Thursday, October 15, 2015: 11:00
Curtis B (Hyatt Regency)
Y. Takemura (SUMCO Corporation), D. Y. Lee, S. Lee, J. U. Baek (Hanyang University), T. H. Shim (Hanyang University), and J. G. Park (Hangyang University)
Perpendicular spin-transfer-torque magnetic-random-access-memory (p-STT MRAM) has been investigated widely as a next generation memory, due to their capability of non-volatility, low power consumption, write endurance and high speed operation. Many efforts have been done to develop of p-STT MRAM, especially CoFeB/MgO-based perpendicular magnetic tunnel junction (p-MTJ) have widely studied because it shows high tunneling magnetoresistance (TMR) ratio caused by Δ1coherent tunneling effect and relatively low current density required than that of in-plane easy axis MTJ. To accommodate the p-MTJ to p-STT MRAM, p-MTJ should be increased the thermal stability (Δ=KuV/kBT where Ku is the anisotropy energy density, V is the volume of recording layer, kB is Boltzmann constant and T is absolute temperature respectively) of 74 to assure the data retention for 10 years.

Thus, in this work, we investigated the effect of double MgO interface CoFeB-MgO based p-MTJ on the thermal stability. In CoFeB-MgO based p-MTJs, thermal stability is improve with increasing the thickness of CoFeB free (recording) layer [1]. However, magnetic anisotropy become in plane when CoFeB thickness over 1.3 nm [2]. With double MgO interface, CoFeB free layer maintain perpendicular magnetic anisotropy even the thickness is over 1.3 nm and lead to higher thermal stability.

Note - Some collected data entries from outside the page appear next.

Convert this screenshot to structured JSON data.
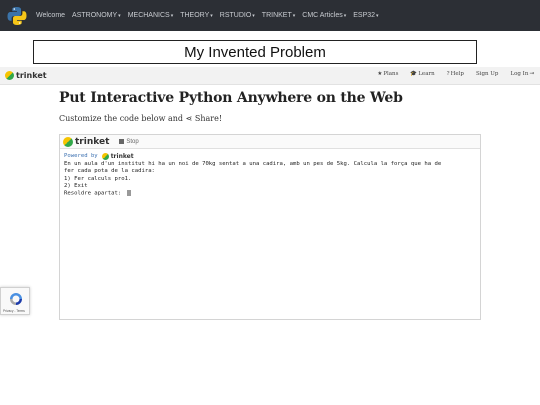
{
  "navbar": {
    "logo_icon": "python-logo-icon",
    "items": [
      {
        "label": "Welcome",
        "has_caret": false
      },
      {
        "label": "ASTRONOMY",
        "has_caret": true
      },
      {
        "label": "MECHANICS",
        "has_caret": true
      },
      {
        "label": "THEORY",
        "has_caret": true
      },
      {
        "label": "RSTUDIO",
        "has_caret": true
      },
      {
        "label": "TRINKET",
        "has_caret": true
      },
      {
        "label": "CMC Articles",
        "has_caret": true
      },
      {
        "label": "ESP32",
        "has_caret": true
      }
    ]
  },
  "page_title": "My Invented Problem",
  "trinket_bar": {
    "logo_text": "trinket",
    "links": [
      {
        "icon": "star-icon",
        "glyph": "★",
        "label": "Plans"
      },
      {
        "icon": "graduation-cap-icon",
        "glyph": "🎓",
        "label": "Learn"
      },
      {
        "icon": "question-circle-icon",
        "glyph": "?",
        "label": "Help"
      },
      {
        "icon": "",
        "glyph": "",
        "label": "Sign Up"
      },
      {
        "icon": "sign-in-icon",
        "glyph": "⇥",
        "label": "Log In"
      }
    ]
  },
  "headline": "Put Interactive Python Anywhere on the Web",
  "subline": {
    "text": "Customize the code below and",
    "share_label": "Share!",
    "share_icon": "share-icon"
  },
  "embed": {
    "logo_text": "trinket",
    "stop_label": "Stop",
    "powered_by": "Powered by",
    "powered_logo": "trinket",
    "console_lines": [
      "En un aula d'un institut hi ha un noi de 70kg sentat a una cadira, amb un pes de 5kg. Calcula la força que ha de",
      "fer cada pota de la cadira:",
      "1) Fer calculs pro1.",
      "2) Exit",
      "Resoldre apartat: "
    ]
  },
  "recaptcha": {
    "text": "Privacy - Terms"
  }
}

We prepared CoFeB-MgO based p-MTJs utilizing magnetron sputtering on TiN electrode constructed 12-inch Si wafers. Afterword p-MTJs were annealed at several ex-situ annealing temperatures (Tex) for 1 hour under perpendicular magnetic field of 3T. And we analyzed p-MTJ magnetic properties by using Vibrating-Sample-Magnetometer (VSM), crystallinity by observing high resolution cross-sectional TEM (x-TEM) images and TMR ratio by using a current-in-plane tunnelling (CIPT) technique. Fig. 1 shows the anisotropy energy density (Kut) of p-MTJs as a function of CoFeB thickness and spacer thickness. Single MgO interface p-MTJ with Ta seed layer exhibited Δ=21  at Tex=275°C as shown in Fig. 1 (A). On the other hand, single MgO interface p-MTJ with bcc seed layer showed Δ=26 even after it was annealed at 400°C, as shown in Fig. 1 (B). We could improve D and annealing temperature at onetime using bcc seed layer, actually improving of annealing temperature is also required to accommodate p-STT-MRAM. Kut of Double MgO interface p-MTJ with bcc seed layer are shown in Fig. 1 (C). It showed almost two times higher Δ (61) than that of single MgO interface at Tex=400°C, and almost independent of spacer thickness. Fig. 2 shows the x-TEM images of single and double MgO interface p-MTJ spin-valves. We could obtain well crystallinity MgO barrier layer at both of single and double MgO interface p-MTJs, and those TMR ratio were 163 and 141% respectively. TMR ratio of double interface p-MTJ was decreased because of increasing of resistance area product (RA), which caused by bottom MgO layer.

In the conference, we will present how thermal stability of p-MTJ using MgO double interface structures was improved and review those mechanisms by analyzing magnetic property, crystallinity of MgO and TMR ratio using VSM, x-TEM and CIPT respectively.

 * This work was supported by Basic Science Research Program through the National Research Foundation of Korea (NRF) grant funded by the Korea government (No. 2014R1A2A1A01006474 & No. 1004608) and Brain Korea 21 PLUS Program in 2014.


[1] H. Sato, M. Yamanouchi, K. Miura, S. Ikeda, R. Koizumi, F. Matsukura, and H. Ohno, IEEE MAGNETICS LETTERS, 3, 3000204 (2012)

[2] J. G. Park, T. H. Shim, K. S. Chae, D. Y. Lee, Y. Takemura, S. E. Lee, M. S. Jeon, J. U. Baek, S. O. Park, and J.P. Hong, in IEEE International Electron Devices Meeting (IEDM) IEEE, 2014, pp. 19.2.1.